Bounds on a sum of gcd's
Does there exist a positive real number $C$ and a positive integer $M$ such that for all $n > M$ we have: $$\sum_{i=1}^n\sum_{j=1}^n\gcd (i, j)\ge Cn^2 \log n$$
This originally appeared as an Olympiad problem in the case of $4n^2$ on the RHS. This case was much simpler; simply let $i$ only range on primes values and one quickly derives a $\omega \left ( n^2 \log \log \frac{n}{\log n} \right )$ bound if I didn't mess up. The motivation for above bound is derived from the fact that $$\sum_{j=1}^n \gcd(i,j) \approx \frac{n}{i} \sum_{d|i} \varphi(i/d) \cdot d \approx n \cdot \tau(i) \cdot \frac{6}{\pi^2}$$ So we have: $$\sum_{i=1}^n\sum_{j=1}^n\gcd (i, j) \approx \frac{6n^2}{\pi^2} \sum_{i=1}^n \frac{1}{i} \approx \frac{6}{\pi^2} n^2 \log n$$
However, this is pretty unrigorous reasoning. Does anybody have any ideas as to how to rigorously prove this bound? Of course, showing that the sum in fact gets "close" to $\frac{6}{\pi^2} n^2 \log n$ as $n \to \infty$ would be even better.
Solution 1:
\begin{align} \sum_{i=1}^{n}{\sum_{j=1}^{n}{\gcd (i, j)}}& =2\sum_{1 \leq j \leq i \leq n}{\gcd (i, j)}-\sum_{i=1}^{n}{\gcd(i, i)} \\ & =2\sum_{i=1}^{n}{\sum_{d \mid i}{\varphi{\left(\frac{i}{d}\right)}d}}-\frac{n(n+1)}{2} \\ & =2\sum_{d=1}^{n}{d\sum_{k=1}^{\left\lfloor \frac{n}{d}\right\rfloor}{\varphi{(k)}}}-\frac{n(n+1)}{2} \\ & =2\sum_{d=1}^{n}{d(\frac{3}{\pi^2}\left\lfloor \frac{n}{d}\right\rfloor^2+O(\left\lfloor \frac{n}{d}\right\rfloor \log(\left\lfloor \frac{n}{d}\right\rfloor)))}+O(n^2) \\ & =2\sum_{d=1}^{n}{d((\frac{3}{\pi^2}(\frac{n}{d})^2+O(\frac{n}{d}))+O(\frac{n}{d} \log (\frac{n}{d})))}+O(n^2) \\ & =\frac{6n^2}{\pi^2}\sum_{d=1}^{n}{\frac{1}{d}}+O(n^2)+O(n^2\log(n)-n\sum_{d=1}^{n}{\log(d)})+O(n^2) \\ & =\frac{6n^2}{\pi^2}(\log n+O(1))+O(n^2)+O(n^2\log(n)-n(n \log n-n+O(1))) \\ & =\frac{6}{\pi^2}n^2\log n+O(n^2) \end{align}
Solution 2:
Lemma: We have that $$\sum_{d\leq x}\frac{\phi(d)}{d^{2}}=\frac{6}{\pi^{2}}\log x+O(1).$$ This follows from the fact that $\sum_{n\leq x}\phi(n)=\frac{3}{\pi^2}x^2 +O(x\log x)$ along with partial summation.

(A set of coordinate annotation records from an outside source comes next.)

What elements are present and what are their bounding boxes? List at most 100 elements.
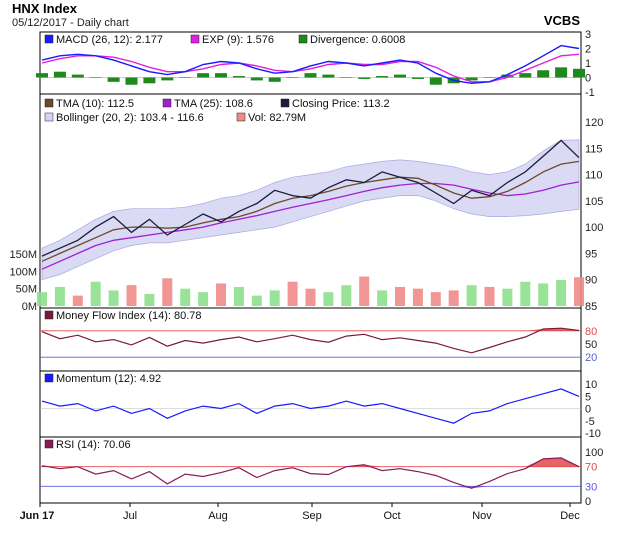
volume-bar xyxy=(54,286,65,306)
divergence-bar xyxy=(519,73,532,78)
divergence-bar xyxy=(250,77,263,81)
divergence-bar xyxy=(268,77,281,82)
brown-square-icon xyxy=(44,98,54,108)
divergence-bar xyxy=(232,76,245,78)
macd-tick-label: 2 xyxy=(585,44,591,56)
volume-tick-label: 150M xyxy=(9,249,37,261)
volume-bar xyxy=(72,295,83,306)
price-legend-row2-1: Vol: 82.79M xyxy=(248,112,306,124)
divergence-bar xyxy=(555,67,568,78)
momentum-tick-label: 0 xyxy=(585,404,591,416)
rsi-tick-label: 100 xyxy=(585,447,603,459)
price-tick-label: 115 xyxy=(585,143,603,155)
rsi-line xyxy=(41,457,580,489)
x-axis-label: Jun 17 xyxy=(20,510,55,522)
volume-bar xyxy=(287,281,298,306)
bollinger-band xyxy=(41,139,580,281)
x-axis-label: Nov xyxy=(472,510,492,522)
price-tick-label: 100 xyxy=(585,222,603,234)
volume-bar xyxy=(144,293,155,306)
macd-legend-0: MACD (26, 12): 2.177 xyxy=(56,34,163,46)
x-axis-label: Jul xyxy=(123,510,137,522)
closing-price-line xyxy=(41,139,580,257)
momentum-tick-label: 10 xyxy=(585,379,597,391)
purple-square-icon xyxy=(162,98,172,108)
volume-bar xyxy=(251,295,262,306)
volume-bar xyxy=(574,277,584,306)
volume-bar xyxy=(216,283,226,306)
divergence-bar xyxy=(53,71,66,78)
price-legend-row1-0: TMA (10): 112.5 xyxy=(56,98,134,110)
divergence-bar xyxy=(394,74,406,78)
divergence-bar xyxy=(215,73,227,78)
volume-bar xyxy=(377,290,388,306)
magenta-square-icon xyxy=(190,34,200,44)
volume-tick-label: 50M xyxy=(16,284,37,296)
volume-bar xyxy=(90,281,101,306)
price-tick-label: 90 xyxy=(585,275,597,287)
divergence-bar xyxy=(161,77,174,81)
price-legend-row1-2: Closing Price: 113.2 xyxy=(292,98,390,110)
price-legend-row1-1: TMA (25): 108.6 xyxy=(174,98,253,110)
volume-bar xyxy=(233,286,244,306)
volume-bar xyxy=(448,290,459,306)
macd-legend-1: EXP (9): 1.576 xyxy=(202,34,274,46)
momentum-tick-label: 5 xyxy=(585,391,591,403)
volume-bar xyxy=(126,285,137,306)
divergence-bar xyxy=(411,77,424,79)
plum-square-icon xyxy=(44,439,54,449)
macd-tick-label: 1 xyxy=(585,58,591,70)
volume-bar xyxy=(538,283,549,306)
volume-tick-label: 100M xyxy=(9,266,37,278)
divergence-bar xyxy=(36,73,48,78)
price-tick-label: 85 xyxy=(585,301,597,313)
pink-square-icon xyxy=(236,112,246,122)
volume-bar xyxy=(466,285,477,306)
macd-tick-label: 3 xyxy=(585,29,591,41)
price-legend-row2-0: Bollinger (20, 2): 103.4 - 116.6 xyxy=(56,112,204,124)
divergence-bar xyxy=(537,70,550,78)
blue-square-icon xyxy=(44,34,54,44)
x-axis-label: Oct xyxy=(383,510,400,522)
divergence-bar xyxy=(197,73,210,78)
volume-bar xyxy=(37,292,47,306)
divergence-bar xyxy=(465,77,478,81)
mfi-tick-label: 80 xyxy=(585,326,597,338)
rsi-tick-label: 30 xyxy=(585,481,597,493)
rsi-panel xyxy=(39,436,582,504)
volume-bar xyxy=(269,290,280,306)
x-axis-label: Sep xyxy=(302,510,322,522)
volume-bar xyxy=(341,285,352,306)
mfi-tick-label: 50 xyxy=(585,339,597,351)
momentum-legend-0: Momentum (12): 4.92 xyxy=(56,373,161,385)
volume-bar xyxy=(359,276,370,306)
tma10-line xyxy=(41,160,580,262)
divergence-bar xyxy=(340,77,353,78)
momentum-line xyxy=(41,388,580,424)
volume-bar xyxy=(520,281,531,306)
mfi-line xyxy=(41,327,580,354)
x-axis-label: Dec xyxy=(560,510,580,522)
macd-tick-label: -1 xyxy=(585,87,595,99)
lavender-square-icon xyxy=(44,112,54,122)
mfi-legend-0: Money Flow Index (14): 80.78 xyxy=(56,310,202,322)
volume-bar xyxy=(305,288,316,306)
macd-legend-2: Divergence: 0.6008 xyxy=(310,34,405,46)
price-tick-label: 105 xyxy=(585,196,603,208)
price-tick-label: 120 xyxy=(585,117,603,129)
volume-bar xyxy=(108,290,119,306)
momentum-tick-label: -10 xyxy=(585,428,601,440)
divergence-bar xyxy=(107,77,120,82)
divergence-bar xyxy=(125,77,138,85)
rsi-legend-0: RSI (14): 70.06 xyxy=(56,439,131,451)
rsi-oversold-fill xyxy=(42,486,579,489)
green-square-icon xyxy=(298,34,308,44)
divergence-bar xyxy=(143,77,156,84)
divergence-bar xyxy=(573,68,585,78)
brand-label: VCBS xyxy=(543,13,580,28)
price-tick-label: 95 xyxy=(585,248,597,260)
divergence-bar xyxy=(429,77,442,85)
macd-tick-label: 0 xyxy=(585,73,591,85)
divergence-bar xyxy=(304,73,317,78)
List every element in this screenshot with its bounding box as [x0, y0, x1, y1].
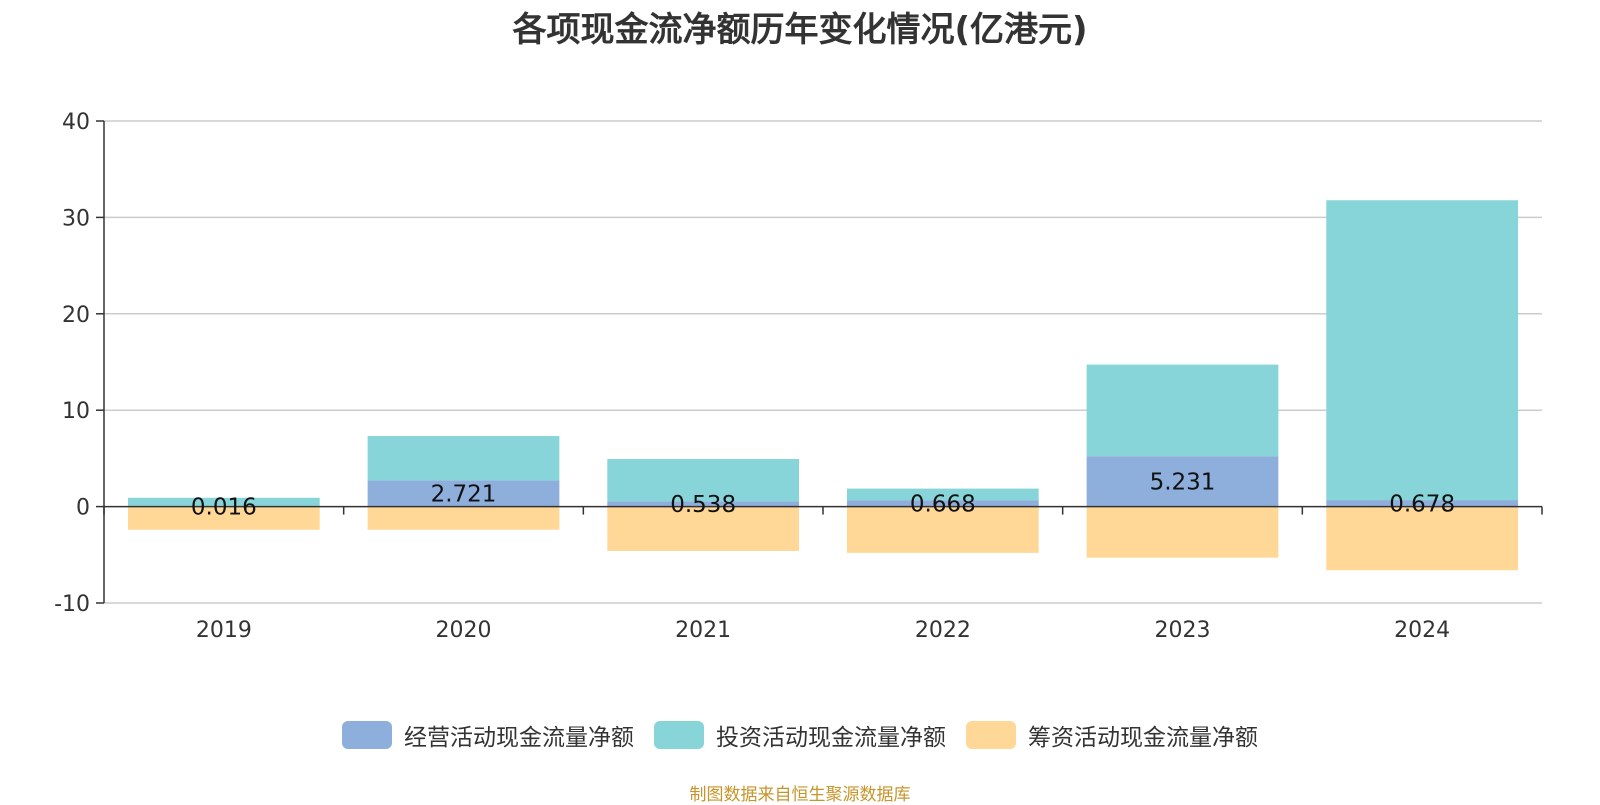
legend-label: 投资活动现金流量净额 — [716, 725, 946, 751]
bar-1 — [1326, 500, 1519, 507]
legend-item[interactable]: 投资活动现金流量净额 — [654, 718, 946, 752]
bar-2 — [1086, 364, 1279, 457]
bar-2 — [607, 458, 800, 502]
x-tick-label: 2019 — [196, 618, 252, 643]
data-label: 0.016 — [191, 495, 257, 521]
y-tick-label: 20 — [62, 303, 90, 328]
data-label: 0.538 — [670, 492, 736, 518]
chart-title: 各项现金流净额历年变化情况(亿港元) — [512, 10, 1088, 50]
legend-item[interactable]: 筹资活动现金流量净额 — [966, 718, 1258, 752]
x-tick-label: 2020 — [436, 618, 492, 643]
bar-3 — [846, 506, 1039, 553]
bar-2 — [367, 436, 560, 481]
bar-2 — [846, 488, 1039, 501]
data-label: 0.668 — [910, 491, 976, 517]
y-tick-label: -10 — [54, 592, 90, 617]
y-tick-label: 0 — [76, 496, 90, 521]
legend-item[interactable]: 经营活动现金流量净额 — [342, 718, 634, 752]
data-label: 2.721 — [431, 481, 497, 507]
legend-label: 经营活动现金流量净额 — [404, 725, 634, 751]
y-tick-label: 30 — [62, 206, 90, 231]
bar-3 — [607, 506, 800, 551]
legend-label: 筹资活动现金流量净额 — [1028, 725, 1258, 751]
x-tick-label: 2024 — [1394, 618, 1450, 643]
data-label: 5.231 — [1150, 469, 1216, 495]
legend-swatch — [654, 721, 704, 749]
bar-1 — [607, 501, 800, 507]
bar-3 — [127, 506, 320, 530]
x-tick-label: 2021 — [675, 618, 731, 643]
x-tick-label: 2023 — [1155, 618, 1211, 643]
legend: 经营活动现金流量净额 投资活动现金流量净额 筹资活动现金流量净额 — [0, 718, 1600, 752]
bar-1 — [1086, 456, 1279, 507]
bar-3 — [367, 506, 560, 530]
source-note: 制图数据来自恒生聚源数据库 — [689, 785, 911, 805]
legend-swatch — [342, 721, 392, 749]
bar-3 — [1326, 506, 1519, 571]
bar-1 — [846, 500, 1039, 507]
bar-2 — [1326, 200, 1519, 501]
data-label: 0.678 — [1389, 491, 1455, 517]
bar-1 — [367, 480, 560, 507]
legend-swatch — [966, 721, 1016, 749]
bar-3 — [1086, 506, 1279, 558]
y-tick-label: 40 — [62, 110, 90, 135]
y-tick-label: 10 — [62, 399, 90, 424]
bar-2 — [127, 497, 320, 507]
x-tick-label: 2022 — [915, 618, 971, 643]
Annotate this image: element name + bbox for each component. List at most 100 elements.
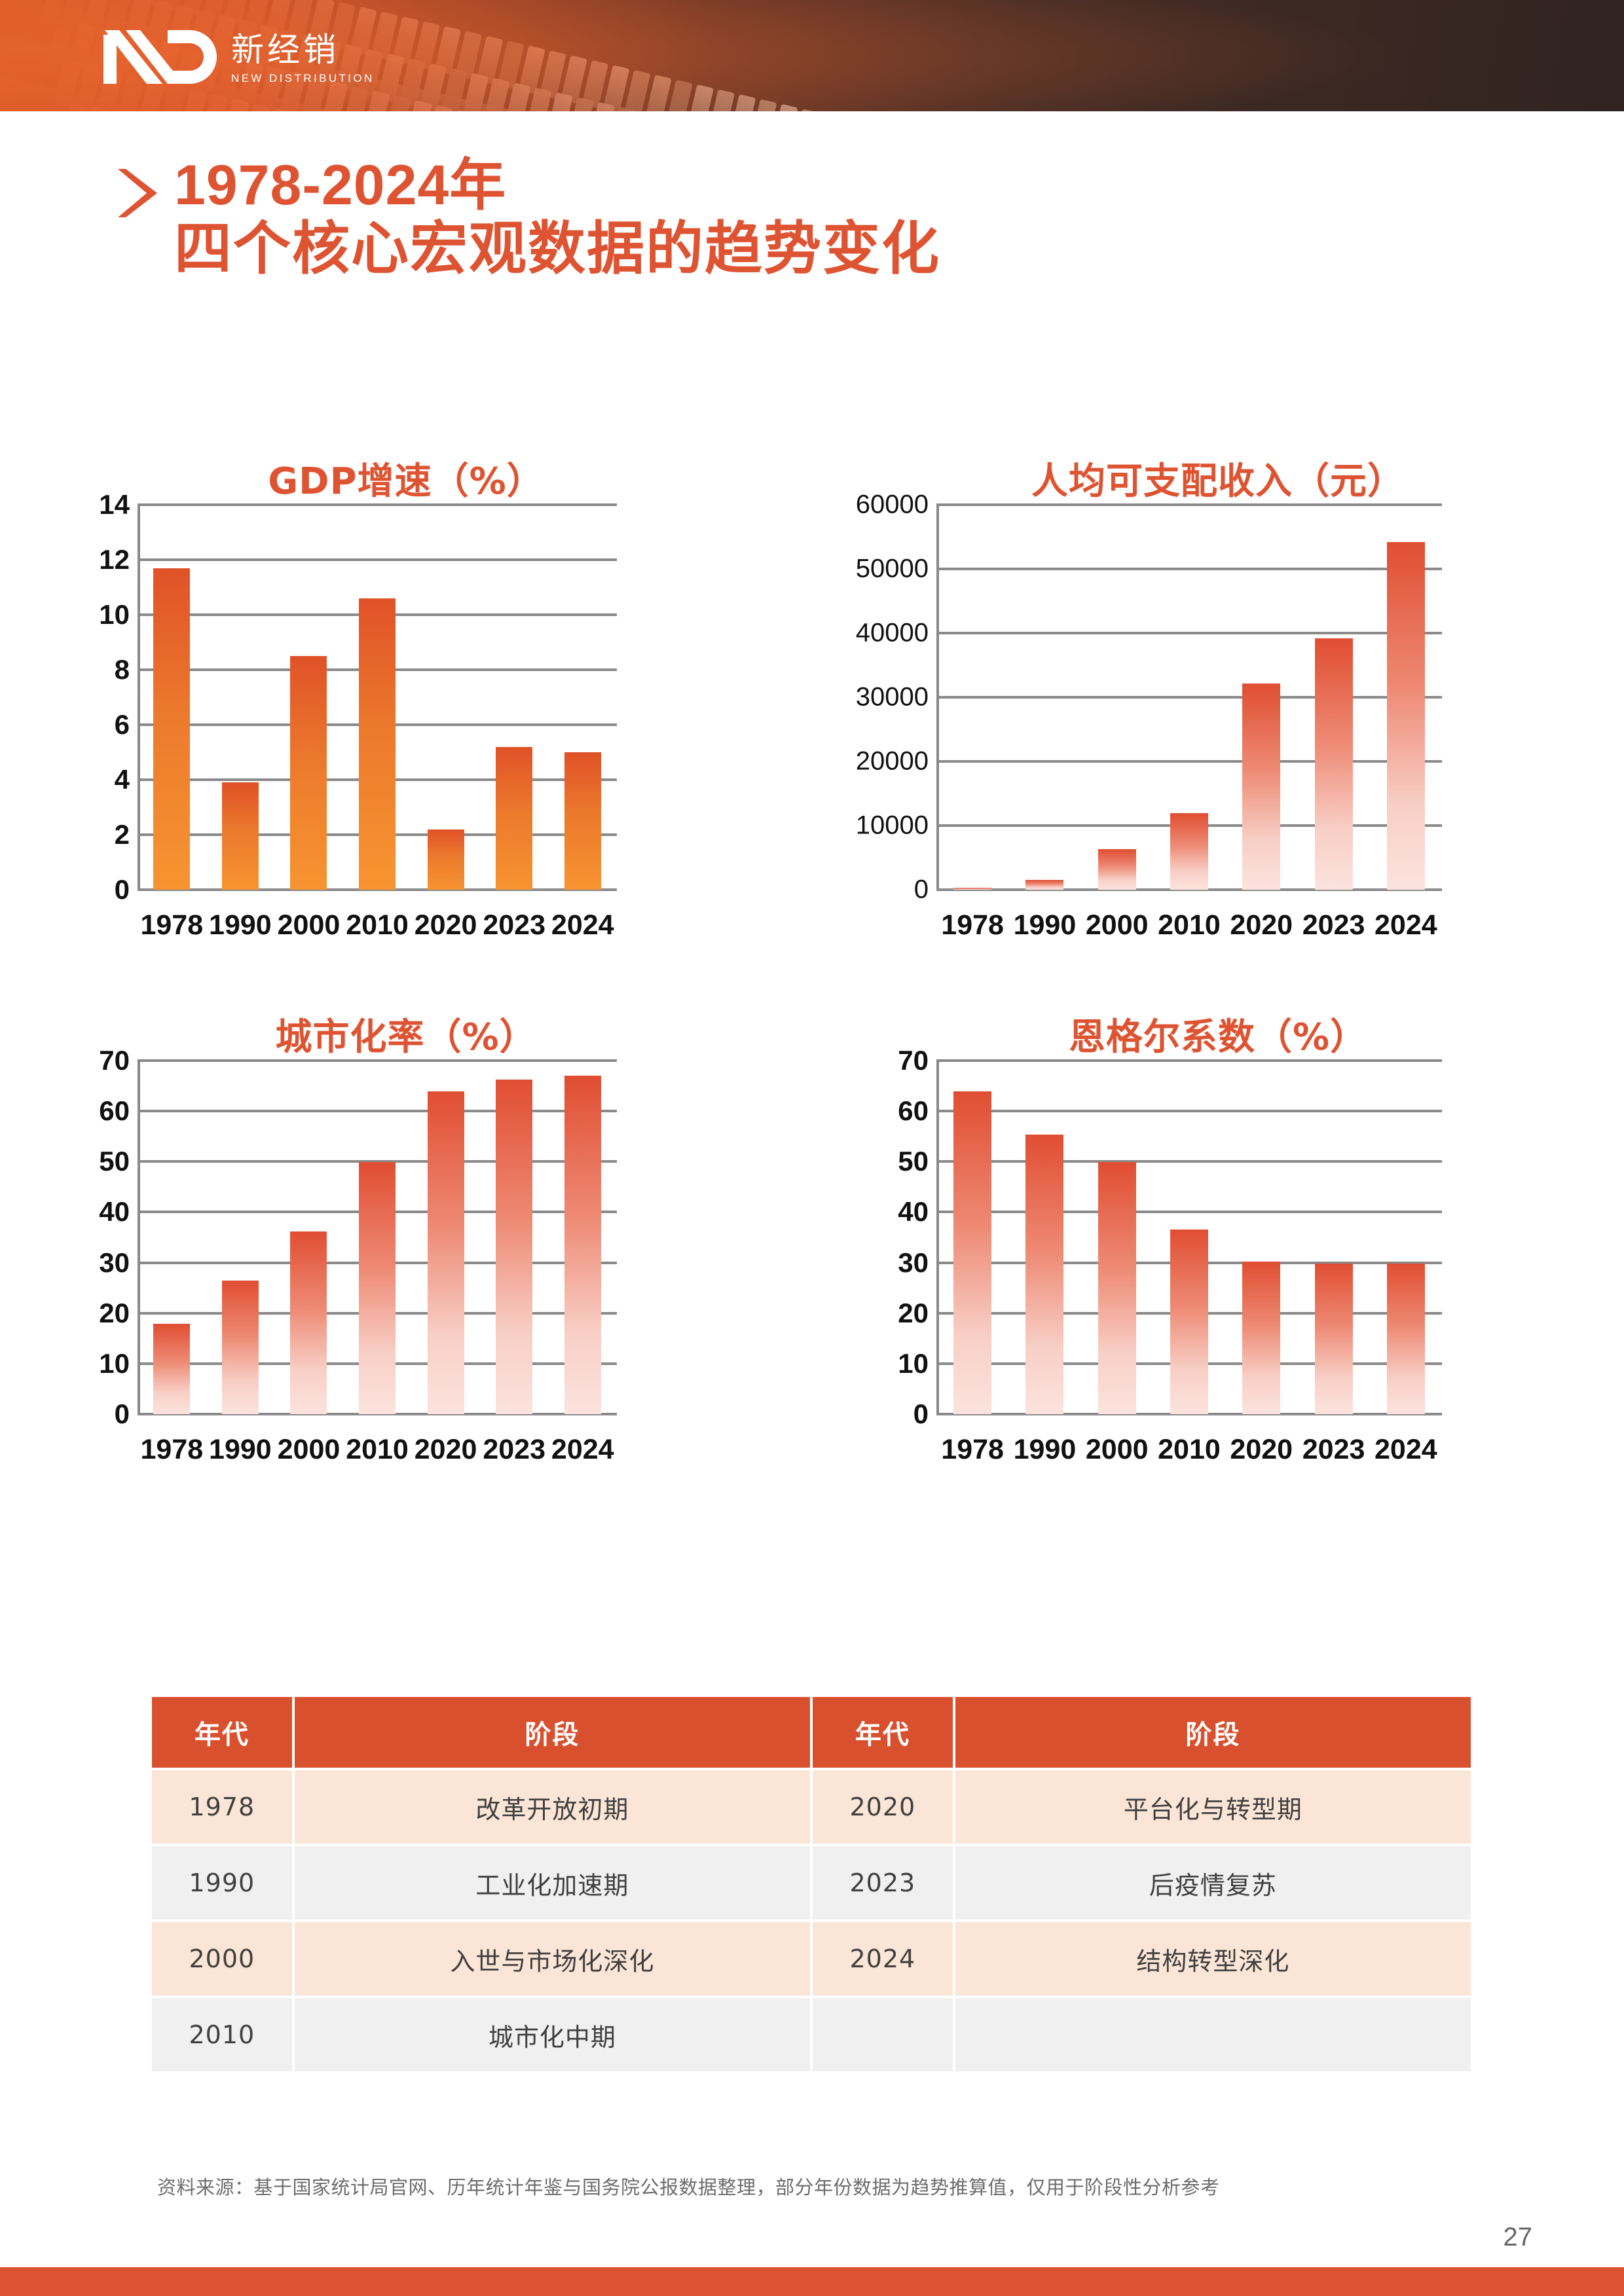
bar[interactable]: [1170, 813, 1208, 890]
y-axis-tick: 10: [99, 1347, 130, 1379]
table-cell: 2000: [152, 1922, 292, 1995]
table-cell: 入世与市场化深化: [294, 1922, 810, 1995]
y-axis-labels: 0 10 20 30 40 50 60 70: [39, 1045, 138, 1429]
bar[interactable]: [221, 782, 259, 890]
bar-slot: [138, 505, 206, 890]
page-title: 1978-2024年 四个核心宏观数据的趋势变化: [113, 156, 940, 283]
gridline: [936, 1110, 1442, 1113]
bar[interactable]: [1242, 683, 1281, 890]
x-axis-tick: 2024: [1374, 909, 1437, 941]
bar[interactable]: [953, 1091, 992, 1414]
bar-slot: [206, 505, 275, 890]
y-axis-tick: 50000: [855, 554, 929, 583]
bar[interactable]: [1170, 1230, 1208, 1414]
bar-slot: [274, 505, 343, 890]
bar-slot: [548, 1061, 617, 1414]
bar[interactable]: [427, 829, 464, 890]
y-axis-tick: 20: [898, 1297, 929, 1328]
x-axis-tick: 2000: [277, 909, 341, 941]
y-axis-line: [138, 505, 140, 890]
bar-slot: [206, 1061, 275, 1414]
table-cell: 1978: [152, 1770, 292, 1844]
y-axis-tick: 0: [114, 874, 130, 905]
y-axis-tick: 8: [114, 654, 130, 685]
y-axis-tick: 50: [99, 1146, 130, 1177]
bar-slot: [1370, 505, 1442, 890]
table-cell: [812, 1998, 953, 2071]
bar-slot: [1297, 1061, 1369, 1414]
bar[interactable]: [1025, 1134, 1064, 1414]
charts-grid: GDP增速（%） 0 2 4 6 8 10 12 14 1978 1990 2000 2010 2020…: [0, 452, 1624, 1477]
bar[interactable]: [496, 746, 533, 890]
bar[interactable]: [359, 1162, 396, 1414]
bar[interactable]: [359, 598, 396, 890]
bar[interactable]: [564, 1076, 601, 1414]
bar[interactable]: [153, 1323, 191, 1414]
bar-slot: [411, 1061, 480, 1414]
bar[interactable]: [564, 752, 601, 890]
table-row: 2000 入世与市场化深化 2024 结构转型深化: [152, 1922, 1471, 1995]
x-axis-tick: 2010: [1158, 909, 1221, 941]
y-axis-tick: 40: [898, 1196, 929, 1228]
x-axis-tick: 2000: [277, 1434, 341, 1465]
x-axis-tick: 1978: [941, 1434, 1004, 1465]
bar[interactable]: [153, 568, 191, 890]
bar[interactable]: [1314, 1264, 1353, 1414]
gridline: [936, 888, 1442, 891]
y-axis-labels: 0 2 4 6 8 10 12 14: [39, 489, 138, 905]
bar-slot: [1225, 1061, 1297, 1414]
bar[interactable]: [496, 1080, 533, 1414]
table-row: 1990 工业化加速期 2023 后疫情复苏: [152, 1846, 1471, 1920]
gridline: [936, 760, 1442, 763]
y-axis-tick: 70: [99, 1045, 130, 1076]
bar-slot: [1081, 1061, 1153, 1414]
chart-title: 人均可支配收入（元）: [1031, 460, 1405, 503]
bar[interactable]: [953, 887, 992, 890]
x-axis-tick: 1990: [209, 1434, 272, 1465]
table-cell: 结构转型深化: [955, 1922, 1471, 1995]
gridline: [936, 1059, 1442, 1062]
y-axis-labels: 0 10 20 30 40 50 60 70: [838, 1045, 936, 1429]
x-axis-tick: 2024: [551, 909, 614, 941]
table-header-row: 年代 阶段 年代 阶段: [152, 1697, 1471, 1768]
x-axis-tick: 1990: [1013, 1434, 1077, 1465]
table-cell: 改革开放初期: [294, 1770, 810, 1844]
bar[interactable]: [1098, 849, 1136, 890]
y-axis-tick: 40: [99, 1196, 130, 1228]
x-axis-labels: 1978 1990 2000 2010 2020 2023 2024: [138, 909, 617, 941]
bar[interactable]: [290, 1231, 327, 1414]
x-axis-tick: 1978: [140, 909, 204, 941]
chevron-right-icon: [118, 169, 157, 217]
y-axis-tick: 30: [99, 1247, 130, 1278]
table-cell: 后疫情复苏: [955, 1846, 1471, 1920]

Using the convolution identity $\left(1*\phi\right)(n)=n$, we see that $$\sum_{i,j\leq x}\gcd\left(i,j\right)=\sum_{i,j\leq x}\sum_{d|i,j}\phi(d),$$ and switching the order of summation yields $$\sum_{d\leq x}\phi(d)\sum_{i,j\leq\frac{x}{d}}1=\sum_{d\leq x}\phi(d)\left[\frac{x}{d}\right]^{2}.\ \ \ \ \ \ \ \ \ \ \ \ (1)$$ Expanding out $\left[\frac{x}{d}\right]=\frac{x}{d}-\left\{ \frac{x}{d}\right\},$ we arrive at the desired asymptotic $$\sum_{i,j\leq x}\gcd\left(i,j\right)=x^{2}\sum_{d\leq x}\frac{\phi(d)}{d^{2}}+O(x^2)=\frac{6}{\pi^{2}}x^2\log x+O(x^2).$$
Using the explicit identity in equation $(1)$, with a lot of work we can derive the second term in the asymptotic expansion.